Alors, du haut de leurs tours de bois, les assaillants firent pleuvoir sur nos tillacs des balles de plomb, des boulets de pierre, des flèches, des javelines, des phalariques dont les étoupes, enduites de bitume, flambaient. Cela encore ne leur servit à rien, car nos bardages étaient presque aussi hauts que leurs tours, et nous répondions par une grêle de traits non moins meurtrière.

La bataille semblait gagnée. Je battais des mains.

Méfie-toi, me dit Galgac. Les Romains ne sont jamais à court de ruses, et l’on dit que César est un magicien. Sais-tu nager ?

Oui.

Alors tu ferais bien d’ôter ta ceinture de bronze et tout ce qui pourrait alourdir tes mouvements, si tu venais à tomber à l’eau.

Les capitaines des galères romaines avaient arrêté l’élan de leurs navires, fait ramer en arrière, et ils semblaient se consulter. Tout à coup, sur les tours de poupe et de proue, nous vîmes paraître des engins qui nous étaient inconnus. C’était comme de grandes faux luisantes emmanchées à de longues perches.

Croient-ils qu’il s’agit de couper les blés ? Sommes-nous au temps de la moisson ? demandai-je-en riant à Galgac.

Méfie-toi, te dis-je. Je donnerais mon village de Gésocribate pour que le vent soufflât du nord au lieu de souffler du sud. Je cinglerais entre ces galères en brisant, à ma droite et à ma gauche, leurs triples rangs de rames, et je gagnerais la haute mer. Mais ce même vent qui pousse les Romains sur nous m’empêcherait de passer entre l’île de Houat et la pointe de Quiberon. On ne pourrait y réussir qu’à la condition de louvoyer et courir des bordées ; alors les Italiens auraient vingt fois le temps de me couper le chemin. A des moments comme celui-ci c’est un fier avantage pour eux que de marcher à six rangs de rames. Fâcheuse idée que de nous être laissés acculer dans cette crique au fond de laquelle le vent nous repousse ! Tant pis, il faut bien se battre sur place. Mais voilà, des engins qui ne me disent rien de bon.
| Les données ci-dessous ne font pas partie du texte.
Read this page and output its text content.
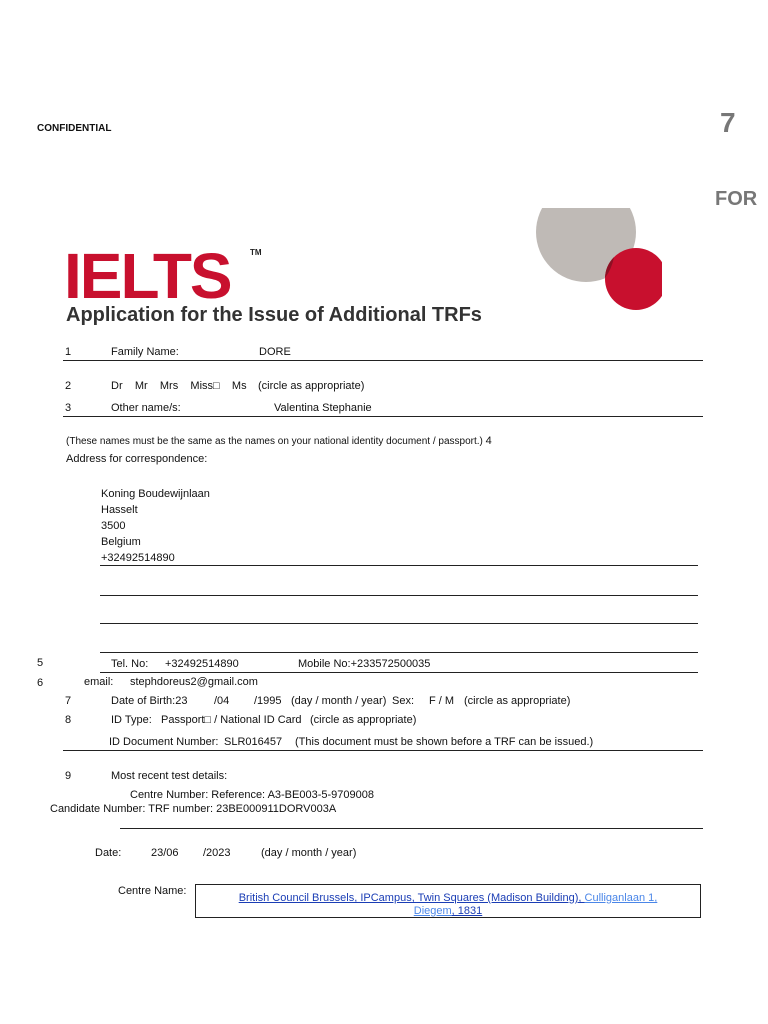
CONFIDENTIAL	7
FOR
IELTS TM
Application for the Issue of Additional TRFs
1	Family Name:	DORE
2	Dr    Mr    Mrs    Miss□    Ms (circle as appropriate)
3	Other name/s:	Valentina Stephanie
(These names must be the same as the names on your national identity document / passport.) 4
Address for correspondence:
Koning Boudewijnlaan
Hasselt
3500
Belgium
+32492514890
5	Tel. No: +32492514890	Mobile No:+233572500035
6	email: stephdoreus2@gmail.com
7	Date of Birth:23 /04 /1995 (day / month / year) Sex: F / M (circle as appropriate)
8	ID Type: Passport□ / National ID Card (circle as appropriate)
ID Document Number: SLR016457 (This document must be shown before a TRF can be issued.)
9	Most recent test details:
Centre Number: Reference: A3-BE003-5-9709008
Candidate Number: TRF number: 23BE000911DORV003A
Date:	23/06 /2023	(day / month / year)
Centre Name:
British Council Brussels, IPCampus, Twin Squares (Madison Building), Culliganlaan 1,
Diegem, 1831
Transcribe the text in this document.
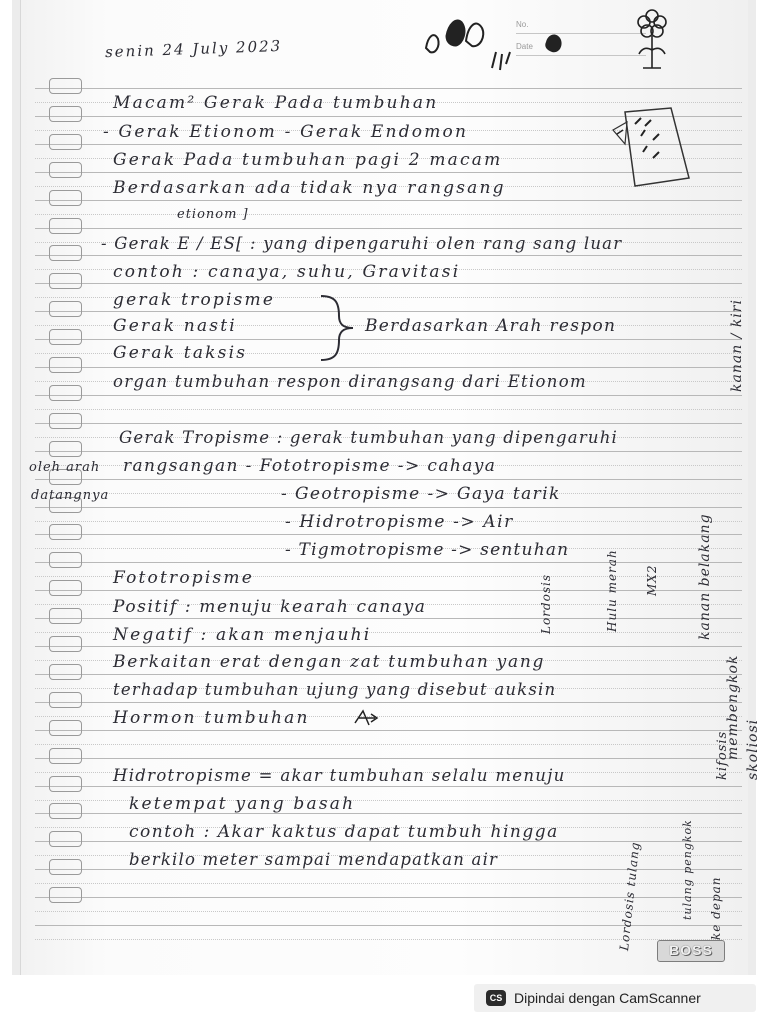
No.
Date
senin 24 July 2023
Macam² Gerak Pada tumbuhan
- Gerak Etionom - Gerak Endomon
Gerak Pada tumbuhan pagi 2 macam
Berdasarkan ada tidak nya rangsang
etionom ]
- Gerak E / ES[ : yang dipengaruhi olen rang sang luar
contoh : canaya, suhu, Gravitasi
gerak tropisme
Gerak nasti
Gerak taksis
Berdasarkan Arah respon
organ tumbuhan respon dirangsang dari Etionom
Gerak Tropisme : gerak tumbuhan yang dipengaruhi
oleh arah rangsangan - Fototropisme -> cahaya
datangnya	- Geotropisme -> Gaya tarik
- Hidrotropisme -> Air
- Tigmotropisme -> sentuhan
Fototropisme
Positif : menuju kearah canaya
Negatif : akan menjauhi
Berkaitan erat dengan zat tumbuhan yang
terhadap tumbuhan ujung yang disebut auksin
Hormon tumbuhan
Hidrotropisme = akar tumbuhan selalu menuju
ketempat yang basah
contoh : Akar kaktus dapat tumbuh hingga
berkilo meter sampai mendapatkan air
kanan / kiri
Lordosis	Hulu merah MX2	kanan belakang
membengkok skoliosi
kifosis
Lordosis tulang	tulang pengkok ke depan
BOSS
CS Dipindai dengan CamScanner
Il n’avait pas fini de parler que les galères romaines, toutes sur une ligne, s’avancèrent de nouveau contre nous ; leurs rames ne faisaient que plonger et sortir de l’eau, bien en cadence, étincelantes sous le soleil.

Soudain, du haut de leurs tours, on vit les faux d’acier s’abattre sur nos navires, trancher le faite des mâts, couper les cordages, faucher les agrès comme on fauche les foins en juillet ; sur nos ponts nous fûmes tout à coup accablés par la chute des mâts et des vergues, pris sous les voiles traînantes comme des poissons sous des filets. En même temps, chacun de nos navires les plus avancés fut cerné par deux galères ; de chacune de celles-ci un pont tomba sur nos bordages.

Les légionnaires, poussant des hurlements de joie, envahirent par les deux flancs nos tillacs. C’était une bataille de terre qui, au milieu de la mer, commençait pour eux, une bataille où le nombre et l’armement leur assurait tout l’avantage.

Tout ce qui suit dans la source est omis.